Sunday, September 13, 2015

29,048 days

My father died this morning. He was 79 years old.

It wasn't really a surprise. His health has been failing recently -- failing fast. See, e.g., this post and this one and even this one.

And really it was less of a surprise than that. Three weeks ago (while I was out with Son 2 on this trip) I got a phone call from my mother. She was at the hospital. Father had had another spell where he started retaining fluids so fast they got into his lungs and he couldn't breathe. Now the hospital had drained his lungs and he was agitating to go home. His doctor said No, he's not well enough to go home yet. If he leaves now, it's against medical advice.

At this point I was feeling pretty unsympathetic. Sure, I understand that hospitals are no fun, but ya gotta do what ya gotta do. But then my mother went on to say that the doctor had told her Father really was never going to get better.

Wait, what? Then what's the point of keeping him? If the outcome is going to be the same either way, why not let him go home where he feels comfortable? My mother confirmed that yes, they had started to talk to her about hospice care and then asked what was my opinion? (She was going to call Brother next and ask him the same thing.)

At that I slowed down. I told her there was no way I could make the decision for Father, but I was willing to explain my understanding of what the decision really meant. I said that really the choice was between two alternatives:
  1. Father still wants to get well. In that case, he should suck it up and accept being in the hospital. He should obey all their silly rules and eat their lousy food because that's part of the price of getting well.
  2. Or not. In that case he can go home, where he is far more comfortable. He can be in familiar surroundings, doing whatever he wants to do. Also, the hospice nurses will come by from time to time to make sure he is comfortable.
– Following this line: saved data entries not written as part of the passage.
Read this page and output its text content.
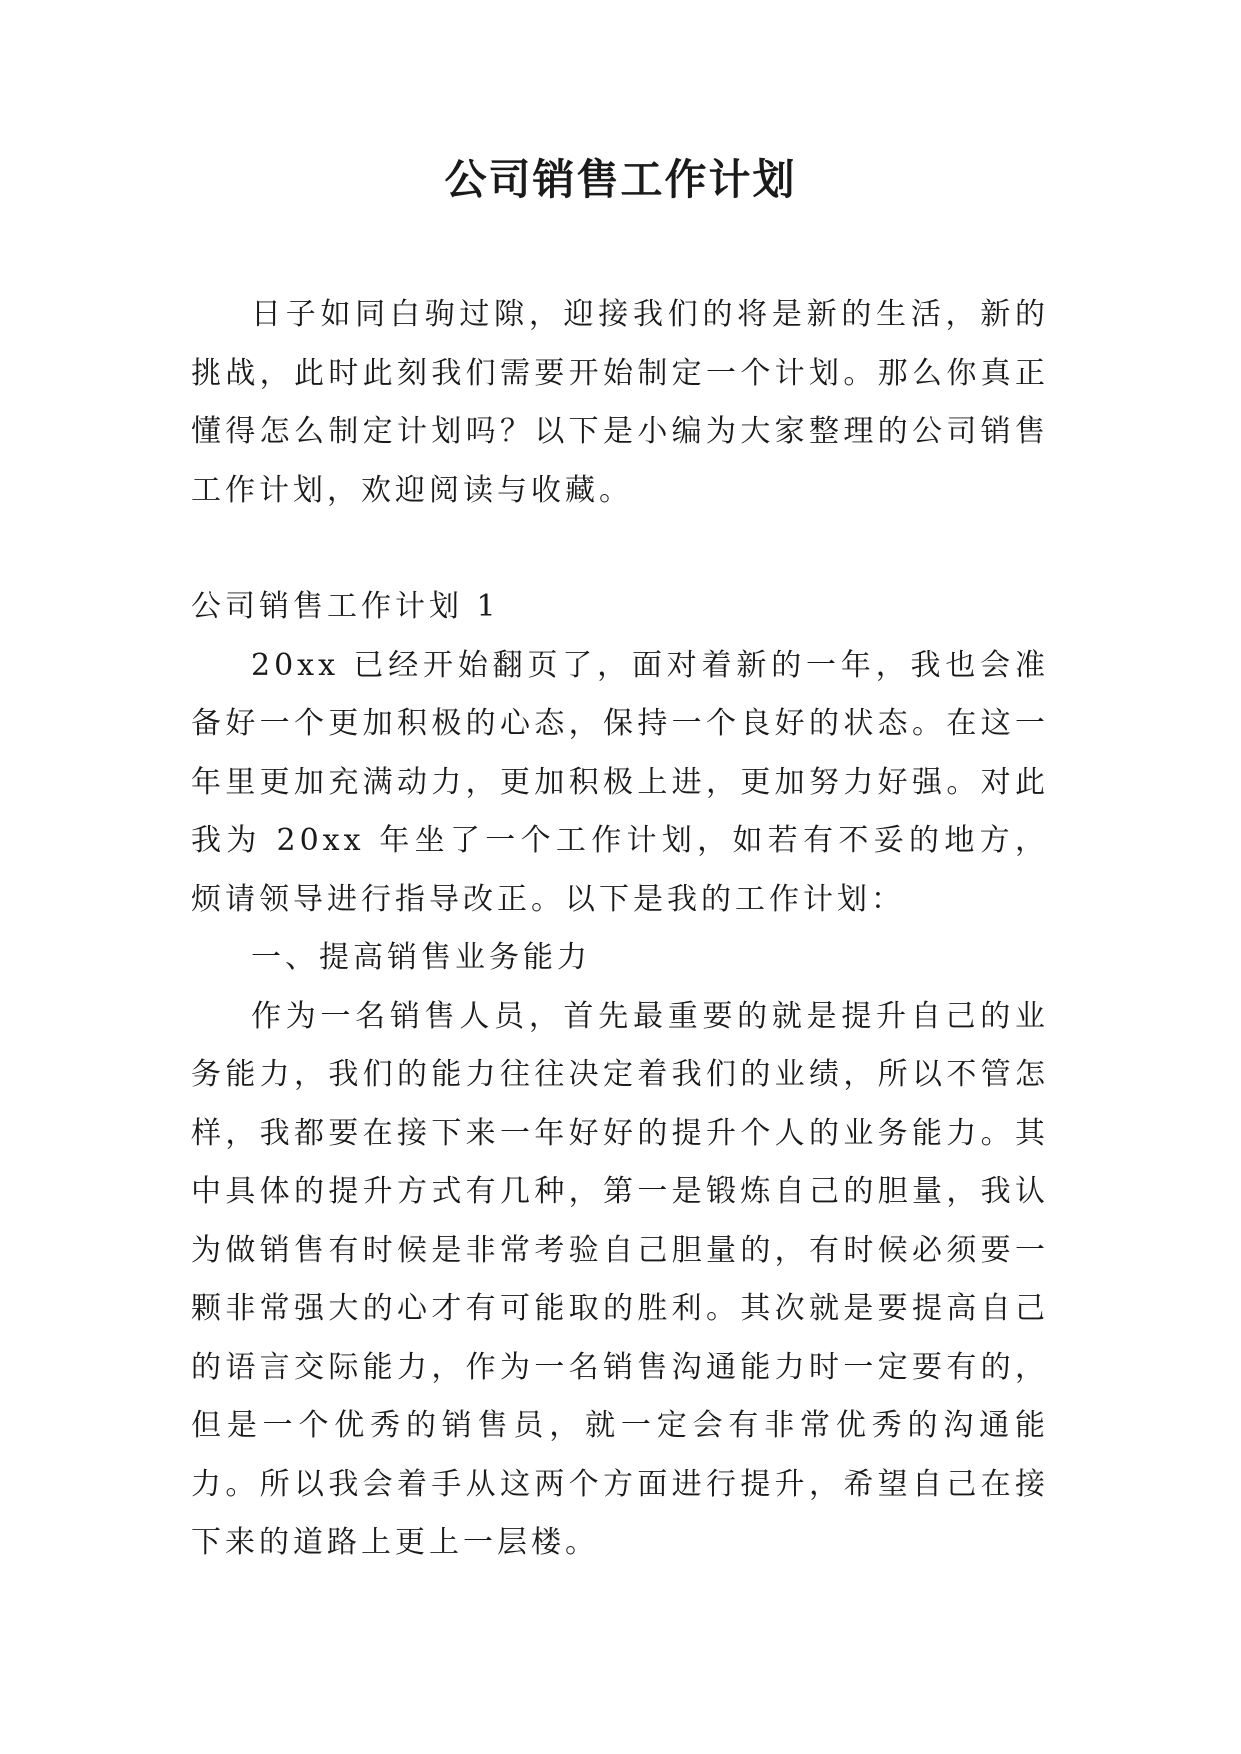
公司销售工作计划

日子如同白驹过隙，迎接我们的将是新的生活，新的挑战，此时此刻我们需要开始制定一个计划。那么你真正懂得怎么制定计划吗？以下是小编为大家整理的公司销售工作计划，欢迎阅读与收藏。

公司销售工作计划 1

20xx 已经开始翻页了，面对着新的一年，我也会准备好一个更加积极的心态，保持一个良好的状态。在这一年里更加充满动力，更加积极上进，更加努力好强。对此我为 20xx 年坐了一个工作计划，如若有不妥的地方，烦请领导进行指导改正。以下是我的工作计划：

一、提高销售业务能力

作为一名销售人员，首先最重要的就是提升自己的业务能力，我们的能力往往决定着我们的业绩，所以不管怎样，我都要在接下来一年好好的提升个人的业务能力。其中具体的提升方式有几种，第一是锻炼自己的胆量，我认为做销售有时候是非常考验自己胆量的，有时候必须要一颗非常强大的心才有可能取的胜利。其次就是要提高自己的语言交际能力，作为一名销售沟通能力时一定要有的，但是一个优秀的销售员，就一定会有非常优秀的沟通能力。所以我会着手从这两个方面进行提升，希望自己在接下来的道路上更上一层楼。
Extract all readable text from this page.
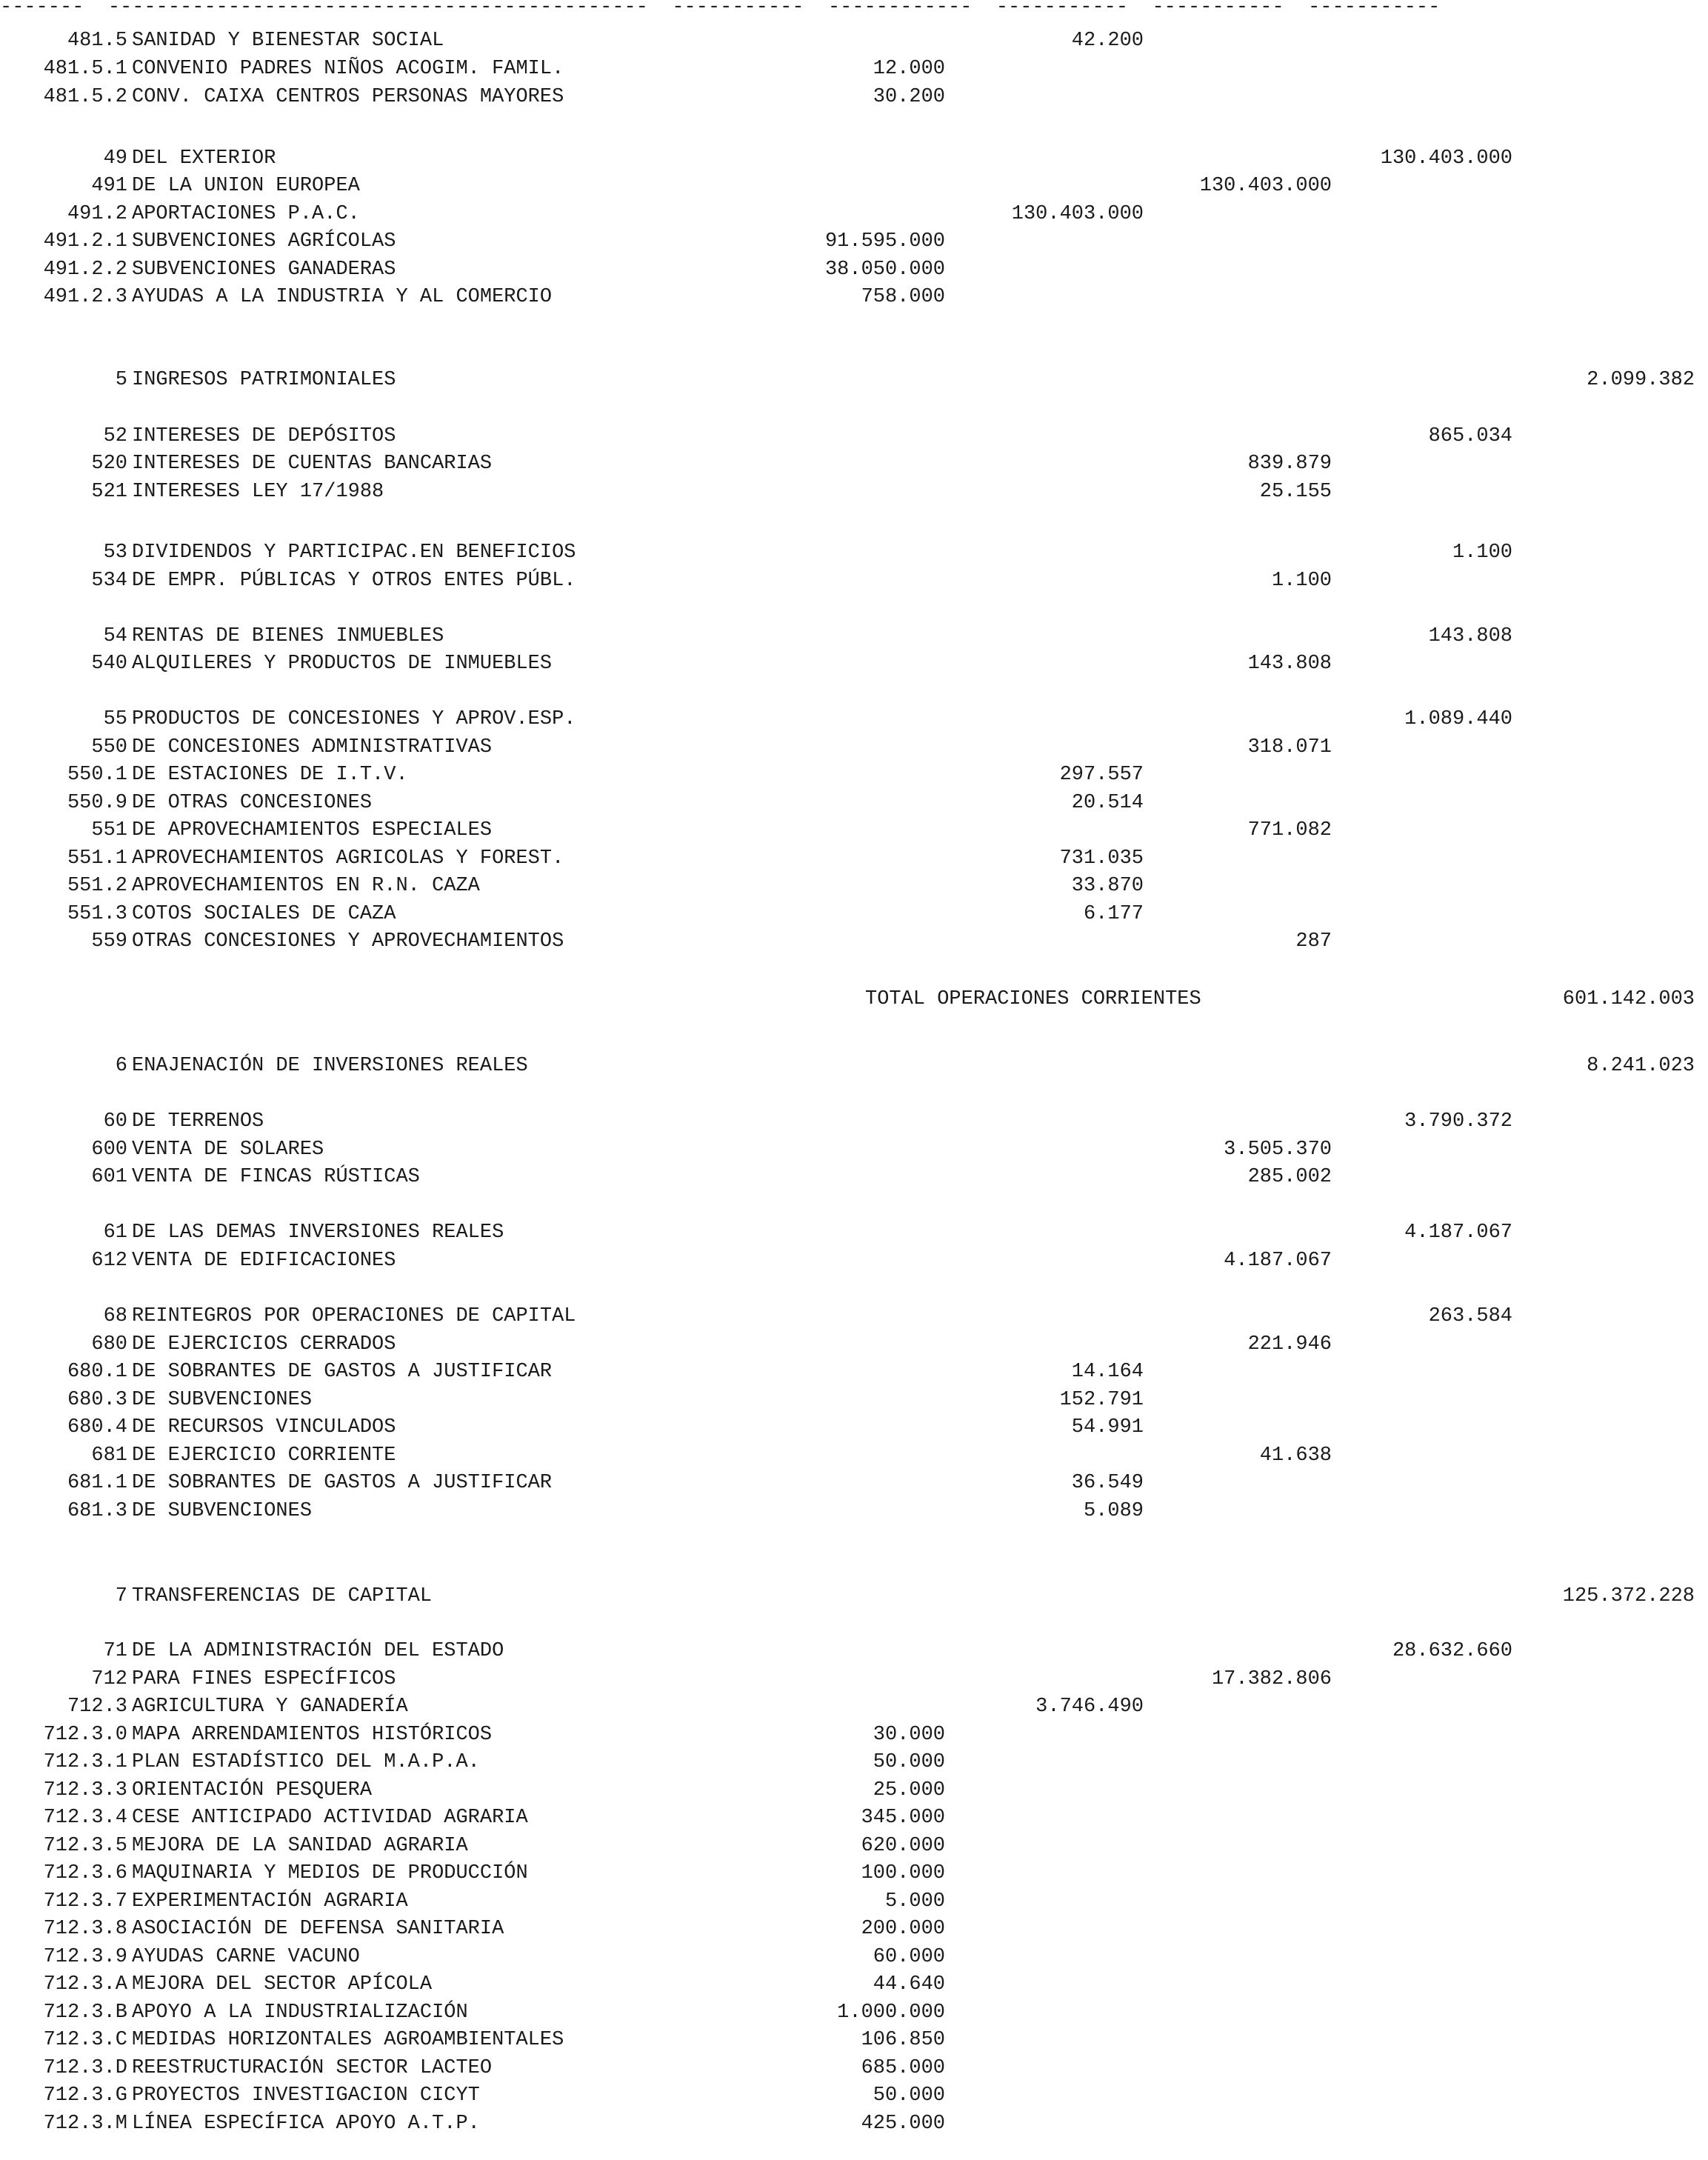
-------  ---------------------------------------------  -----------  ------------  -----------  -----------  -----------
481.5 SANIDAD Y BIENESTAR SOCIAL	42.200
481.5.1 CONVENIO PADRES NIÑOS ACOGIM. FAMIL.	12.000
481.5.2 CONV. CAIXA CENTROS PERSONAS MAYORES	30.200
49 DEL EXTERIOR	130.403.000
491 DE LA UNION EUROPEA	130.403.000
491.2 APORTACIONES P.A.C.	130.403.000
491.2.1 SUBVENCIONES AGRÍCOLAS	91.595.000
491.2.2 SUBVENCIONES GANADERAS	38.050.000
491.2.3 AYUDAS A LA INDUSTRIA Y AL COMERCIO	758.000
5 INGRESOS PATRIMONIALES	2.099.382
52 INTERESES DE DEPÓSITOS	865.034
520 INTERESES DE CUENTAS BANCARIAS	839.879
521 INTERESES LEY 17/1988	25.155
53 DIVIDENDOS Y PARTICIPAC.EN BENEFICIOS	1.100
534 DE EMPR. PÚBLICAS Y OTROS ENTES PÚBL.	1.100
54 RENTAS DE BIENES INMUEBLES	143.808
540 ALQUILERES Y PRODUCTOS DE INMUEBLES	143.808
55 PRODUCTOS DE CONCESIONES Y APROV.ESP.	1.089.440
550 DE CONCESIONES ADMINISTRATIVAS	318.071
550.1 DE ESTACIONES DE I.T.V.	297.557
550.9 DE OTRAS CONCESIONES	20.514
551 DE APROVECHAMIENTOS ESPECIALES	771.082
551.1 APROVECHAMIENTOS AGRICOLAS Y FOREST.	731.035
551.2 APROVECHAMIENTOS EN R.N. CAZA	33.870
551.3 COTOS SOCIALES DE CAZA	6.177
559 OTRAS CONCESIONES Y APROVECHAMIENTOS	287
TOTAL OPERACIONES CORRIENTES	601.142.003
6 ENAJENACIÓN DE INVERSIONES REALES	8.241.023
60 DE TERRENOS	3.790.372
600 VENTA DE SOLARES	3.505.370
601 VENTA DE FINCAS RÚSTICAS	285.002
61 DE LAS DEMAS INVERSIONES REALES	4.187.067
612 VENTA DE EDIFICACIONES	4.187.067
68 REINTEGROS POR OPERACIONES DE CAPITAL	263.584
680 DE EJERCICIOS CERRADOS	221.946
680.1 DE SOBRANTES DE GASTOS A JUSTIFICAR	14.164
680.3 DE SUBVENCIONES	152.791
680.4 DE RECURSOS VINCULADOS	54.991
681 DE EJERCICIO CORRIENTE	41.638
681.1 DE SOBRANTES DE GASTOS A JUSTIFICAR	36.549
681.3 DE SUBVENCIONES	5.089
7 TRANSFERENCIAS DE CAPITAL	125.372.228
71 DE LA ADMINISTRACIÓN DEL ESTADO	28.632.660
712 PARA FINES ESPECÍFICOS	17.382.806
712.3 AGRICULTURA Y GANADERÍA	3.746.490
712.3.0 MAPA ARRENDAMIENTOS HISTÓRICOS	30.000
712.3.1 PLAN ESTADÍSTICO DEL M.A.P.A.	50.000
712.3.3 ORIENTACIÓN PESQUERA	25.000
712.3.4 CESE ANTICIPADO ACTIVIDAD AGRARIA	345.000
712.3.5 MEJORA DE LA SANIDAD AGRARIA	620.000
712.3.6 MAQUINARIA Y MEDIOS DE PRODUCCIÓN	100.000
712.3.7 EXPERIMENTACIÓN AGRARIA	5.000
712.3.8 ASOCIACIÓN DE DEFENSA SANITARIA	200.000
712.3.9 AYUDAS CARNE VACUNO	60.000
712.3.A MEJORA DEL SECTOR APÍCOLA	44.640
712.3.B APOYO A LA INDUSTRIALIZACIÓN	1.000.000
712.3.C MEDIDAS HORIZONTALES AGROAMBIENTALES	106.850
712.3.D REESTRUCTURACIÓN SECTOR LACTEO	685.000
712.3.G PROYECTOS INVESTIGACION CICYT	50.000
712.3.M LÍNEA ESPECÍFICA APOYO A.T.P.	425.000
But in that case he has to understand that some time -- maybe sooner, maybe later -- he will have another one of these spells. And when he does, it will kill him.
That was my mother's understanding too. Then she said, "Oh look, he's waking up. Can I put him on the phone so you can explain this to him the way you did to me?" Uh, sure.

So I talked to Father. I started by chit-chatting, asking how he was doing. He said he wanted to go home. So I said, "Yeah, ... about that," and went on to explain exactly the choice I had explained to my mom.

I didn't expect him to be paying attention. Even when he was well, Father didn't do a very good job of listening to others; and I've already described how his sickness seemed to make him more likely to let his mind wander. So I was unprepared for what he said next. He said, "Let me make sure I've understood you. I think what you are saying is ..." and then repeated back what I had just told him, in his own words, lucidly and letter-perfect.

"Yes, that's it. That's exactly what I said."

"OK, I understand. Thank you for your support."

My support? Wait, I didn't say I agreed with him about going home. No, that's true. But clearly he figured that -- if the terms of the decision really were what I spelled out -- then the decision itself was a slam-dunk. He went home later that day, while Son 2 and I went on with our trip.

That phone call was twenty-three days ago.

I saw him once after that -- two weeks ago today, when I drove the three hours to their town to spend the afternoon visiting. Father was weak and stayed in his wheelchair the whole time. But he was lucid and in good humor. I joked with him a lot -- I have always found it easier and safer to joke with him than to discuss anything serious -- and he had a good humor. Later my mother said that he really appreciated the visit.

And this morning he died.

I had thought to use this blog at least partly as a place to talk through elements of my relationship with Father, the way I used to use it to talk through my relationship with Wife. I can still do that, of course, but it will all have to be retrospective: things I could have said or should have said, or new ways to understand what went before. There is no more living relationship to think about fixing.

Of course that makes things simpler. I'll still think about him to try to understand the parts of our relationship that didn't work ... hell, I've been doing that already for decades. And I suppose I'll get around to writing some of it down. We'll see how it goes.

I inherited a lot from him. The "Talks loud, laughs louder" in my motto at the top of the page comes straight from my dad. And I inherited behaviors that didn't serve me nearly so well, behaviors I then had to unlearn over long years.

I'll talk about this, but there's no rush.